I am twenty-seven years old, and I am at the Elgar Park swimming pool. I have swum my laps, I have showered and changed, and as I leave the sports centre I do not head straight to my car but walk assuredly to the toilet block. I stand at the urinal and pretend to piss, and as I am standing there, my heart drumming with anticipation and fear, my desire more urgent because of the fear, I hear the scrape of a lock being undone and I look over my shoulder and there he is, an angel; and if that word seems hyperbolic and risible then please forgive me for that is what he is. In his paleness and his fairness, in the physical grace of his athletic body, he is what I believed in my teenage years to be the antithesis of my swarthiness and darkness, the very opposite of my flawed, repellent self. I thought myself to be the very negation of such sublime beauty. Of course I cast him in the form of purity.

And this youth, his black denim jeans fallen in a crumple around his feet, his white shirt collar unbuttoned, his eyes looking at me with both terror and anticipation, even in fear his cock erect in his fist—he was an angel, I assure you of that. And it was also clear, in the hunger of his gaze, that he wanted me. And not bothering to zip myself up, I stepped off the urinal platform and walked over to him and I grabbed the back of his head and I kissed him hard and the kiss was returned, and I was lost in him. What was remarkable was the relief I experienced as his mouth ground onto mine, as our tongues lashed together, our spit passed between us. The astounding confidence of such a kiss from someone so young; and then my hand reaching under his shirt and touching his skin and him trembling from the touch and kissing me harder and I had never touched such pale skin before, like touching light. The skin I touched was cool with his sweat, and hence the perfume of his fear and his desire, but it also boasted a union of hardness and softness that only ever belongs to the young. The hardness was the nipple and the softness was the gentle concave of his belly; the hardness of his abdomen and the softness of his buttocks. When my finger touched the soft down between his balls and his anus, he moaned; still kissing me, he moaned inside my mouth. My other hand reached lower and stroked the coils of hair at the base of his cock. I released his mouth and looked down: the hair there was fair and gold. The youth touched one finger to my cheek, and I looked up at him. His smile was tender and sad and yearning, and he whispered then, ‘Kiss me again,’ and I rose to my feet and again I grabbed the back of his head and brought his face closer to mine and it was then, looking at those pleading eyes, that I knew he was going to ask me to fuck him, and instead of waiting for that entreaty, I asked, ‘How old are you?’

‘Sixteen.’

The jeans still around his ankles. The unbuttoned white shirt: it was a school shirt.

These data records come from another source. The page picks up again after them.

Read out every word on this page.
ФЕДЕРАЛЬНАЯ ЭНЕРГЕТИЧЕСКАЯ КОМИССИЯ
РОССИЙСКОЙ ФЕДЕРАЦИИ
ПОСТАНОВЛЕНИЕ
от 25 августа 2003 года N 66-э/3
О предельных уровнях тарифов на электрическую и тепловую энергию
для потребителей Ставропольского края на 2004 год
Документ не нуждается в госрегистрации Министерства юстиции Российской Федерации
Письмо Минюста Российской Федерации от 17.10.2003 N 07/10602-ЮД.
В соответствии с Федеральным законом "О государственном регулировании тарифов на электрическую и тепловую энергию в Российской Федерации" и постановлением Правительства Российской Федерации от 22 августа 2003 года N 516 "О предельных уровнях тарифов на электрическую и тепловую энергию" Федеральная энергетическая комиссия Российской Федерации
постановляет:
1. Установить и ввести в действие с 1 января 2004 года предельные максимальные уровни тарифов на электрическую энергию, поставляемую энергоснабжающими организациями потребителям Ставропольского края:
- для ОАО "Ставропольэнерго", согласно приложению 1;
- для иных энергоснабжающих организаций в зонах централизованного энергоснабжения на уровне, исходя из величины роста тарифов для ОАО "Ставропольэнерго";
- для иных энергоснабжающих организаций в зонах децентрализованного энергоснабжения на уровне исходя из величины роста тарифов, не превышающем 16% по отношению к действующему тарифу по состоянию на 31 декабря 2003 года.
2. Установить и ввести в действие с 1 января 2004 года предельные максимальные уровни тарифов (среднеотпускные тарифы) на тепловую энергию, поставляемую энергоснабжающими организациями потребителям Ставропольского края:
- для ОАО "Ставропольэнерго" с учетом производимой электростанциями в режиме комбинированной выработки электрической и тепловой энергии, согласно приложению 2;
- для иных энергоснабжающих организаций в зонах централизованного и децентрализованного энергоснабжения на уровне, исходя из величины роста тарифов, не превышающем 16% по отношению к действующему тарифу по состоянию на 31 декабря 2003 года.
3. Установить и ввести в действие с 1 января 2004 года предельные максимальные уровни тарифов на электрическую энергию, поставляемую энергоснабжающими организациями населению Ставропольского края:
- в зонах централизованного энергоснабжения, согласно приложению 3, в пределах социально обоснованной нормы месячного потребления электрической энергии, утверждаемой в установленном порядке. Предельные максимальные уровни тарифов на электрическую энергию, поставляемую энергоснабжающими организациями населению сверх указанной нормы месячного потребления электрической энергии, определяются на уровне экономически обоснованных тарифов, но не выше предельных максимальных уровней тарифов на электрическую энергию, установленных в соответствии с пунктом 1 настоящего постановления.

I allowed fear to conquer desire. I hoisted my own pants, fumbled for and buckled my belt, and I pulled away from him. Or did I throw him off me? I was fearful of the world and I acted in that calamity of shame, of what the world would think, which now, so long later, I realise was a pitiful and unworthy fear: for what did I renege on in panicking and rejecting this boy? I made him ashamed of his beauty and infected him with my shame. I said something like, ‘I’m sorry, you’re too young,’ which was pathetic moralism and therefore complete falseness and he must have known it too for he looked away—I had failed him—and I slinked out of the toilet: unproud.

The boy assisting his father with the boat, that boy’s fairness recalls that shame to me.